HT: Yeah, we saw some. They were running around all over. But it was, I'm sure it was on the reservation, that's the way I think, but it's Sacaton. In fact, some of the teachers, they went out there in Minnesota, they went out there and they, I looked at some of the pictures and then it said Sacaton on that. I said, "You were there? I was there." So, right now, whether it's still reservation, I really don't know. But I thought it was at that time. But they, when we went visiting there they had all kinds of stuff there. It's really grown. And I went to see the railroad station. And it was, all those pictures, you have to see it.

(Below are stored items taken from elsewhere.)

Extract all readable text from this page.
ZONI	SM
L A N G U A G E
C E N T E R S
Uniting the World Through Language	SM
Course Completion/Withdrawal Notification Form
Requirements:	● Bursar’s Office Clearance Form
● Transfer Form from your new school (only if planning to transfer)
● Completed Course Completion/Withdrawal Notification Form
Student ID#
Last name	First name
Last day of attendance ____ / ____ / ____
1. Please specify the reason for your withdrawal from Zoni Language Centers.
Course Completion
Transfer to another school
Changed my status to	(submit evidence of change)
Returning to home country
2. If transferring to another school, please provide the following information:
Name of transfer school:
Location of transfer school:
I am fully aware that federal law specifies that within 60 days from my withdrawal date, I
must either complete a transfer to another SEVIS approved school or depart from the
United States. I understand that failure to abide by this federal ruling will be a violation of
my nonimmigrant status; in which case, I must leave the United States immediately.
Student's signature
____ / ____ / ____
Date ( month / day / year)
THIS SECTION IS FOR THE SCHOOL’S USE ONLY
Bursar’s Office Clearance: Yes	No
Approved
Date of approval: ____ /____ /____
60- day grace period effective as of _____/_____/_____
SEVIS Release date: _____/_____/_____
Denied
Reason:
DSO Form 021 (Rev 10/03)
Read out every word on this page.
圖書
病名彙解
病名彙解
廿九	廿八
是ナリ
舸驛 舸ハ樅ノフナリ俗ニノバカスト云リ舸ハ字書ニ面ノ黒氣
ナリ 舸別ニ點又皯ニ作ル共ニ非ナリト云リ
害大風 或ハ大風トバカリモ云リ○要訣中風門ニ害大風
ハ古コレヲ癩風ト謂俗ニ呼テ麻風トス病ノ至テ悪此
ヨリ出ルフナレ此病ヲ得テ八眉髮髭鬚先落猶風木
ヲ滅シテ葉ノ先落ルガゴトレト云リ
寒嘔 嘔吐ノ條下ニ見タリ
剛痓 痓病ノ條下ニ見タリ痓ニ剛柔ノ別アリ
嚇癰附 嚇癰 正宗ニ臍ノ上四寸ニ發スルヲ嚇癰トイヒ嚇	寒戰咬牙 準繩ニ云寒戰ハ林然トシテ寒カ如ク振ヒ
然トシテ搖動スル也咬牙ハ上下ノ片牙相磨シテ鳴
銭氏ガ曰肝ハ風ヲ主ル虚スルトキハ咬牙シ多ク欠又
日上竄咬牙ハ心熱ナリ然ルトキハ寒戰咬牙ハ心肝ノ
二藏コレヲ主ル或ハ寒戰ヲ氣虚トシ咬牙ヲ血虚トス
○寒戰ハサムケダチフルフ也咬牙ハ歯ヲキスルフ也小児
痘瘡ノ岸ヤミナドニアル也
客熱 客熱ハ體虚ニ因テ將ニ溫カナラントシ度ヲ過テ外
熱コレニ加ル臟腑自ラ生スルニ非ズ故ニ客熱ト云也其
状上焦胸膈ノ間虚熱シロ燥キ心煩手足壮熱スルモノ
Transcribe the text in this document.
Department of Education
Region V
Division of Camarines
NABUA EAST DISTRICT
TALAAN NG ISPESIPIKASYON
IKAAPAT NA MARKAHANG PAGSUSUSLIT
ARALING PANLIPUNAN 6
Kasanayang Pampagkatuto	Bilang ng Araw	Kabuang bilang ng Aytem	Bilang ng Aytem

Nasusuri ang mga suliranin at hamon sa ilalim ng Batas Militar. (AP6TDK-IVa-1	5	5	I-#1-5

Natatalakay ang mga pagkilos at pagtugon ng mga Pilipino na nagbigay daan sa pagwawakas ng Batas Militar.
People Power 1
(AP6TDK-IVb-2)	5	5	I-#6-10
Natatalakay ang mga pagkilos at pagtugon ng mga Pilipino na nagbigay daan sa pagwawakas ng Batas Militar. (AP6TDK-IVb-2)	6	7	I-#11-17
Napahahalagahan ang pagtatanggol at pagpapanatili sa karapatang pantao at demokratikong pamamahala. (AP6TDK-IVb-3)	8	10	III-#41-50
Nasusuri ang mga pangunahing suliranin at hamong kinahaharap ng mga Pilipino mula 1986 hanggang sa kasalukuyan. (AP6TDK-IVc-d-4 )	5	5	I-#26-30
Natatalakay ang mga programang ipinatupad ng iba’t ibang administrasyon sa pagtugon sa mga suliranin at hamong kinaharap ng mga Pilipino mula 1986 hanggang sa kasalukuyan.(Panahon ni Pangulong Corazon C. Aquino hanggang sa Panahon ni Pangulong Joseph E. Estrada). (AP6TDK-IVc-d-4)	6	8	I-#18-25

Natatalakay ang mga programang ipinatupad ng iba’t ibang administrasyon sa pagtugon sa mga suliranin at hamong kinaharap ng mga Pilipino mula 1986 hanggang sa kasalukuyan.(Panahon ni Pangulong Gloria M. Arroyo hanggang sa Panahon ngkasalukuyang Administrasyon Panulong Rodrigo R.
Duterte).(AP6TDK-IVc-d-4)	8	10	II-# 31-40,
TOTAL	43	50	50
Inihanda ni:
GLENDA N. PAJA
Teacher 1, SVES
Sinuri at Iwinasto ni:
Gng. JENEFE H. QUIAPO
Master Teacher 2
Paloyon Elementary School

It's really taken, and we took a picture of all the, the Japanese people that made all kinds of holes under their, to store things, under their, I took all those pictures.

MA: And that's all still there?

HT: Yeah, they're all... I took some pictures and there's some names. I said, it would be fun for the person that saw that. But the Indian reservation people do not want people to come in. They have to have special permission to go in. 'Cause there are some people that come in, just sneak in and vandalize. There's nothing to vandalize, but they want to smoke and all kinds of stuff. But I know exactly where my barrack was. And I knew where the administration building, where the school was. It's just a blocks. There isn't that much stuff. But it was good, it was sort of like a closure for me.

MA: And when did you take this trip back to Gila River?

HT: That was in, when my grandson was three, three and a half and he's thirteen, so ten years ago. And it was really, my son said the same thing, he said it was so good that, "Now I know what you went through." Yeah, he wanted to come yesterday, but he had a ball game. And I was already sleeping at 9:30, he calls me up and says, "Oh, did I wake you?" I says, "yes." And then he says, "Kyle went 3-for-3." He's a very good athlete, that little boy.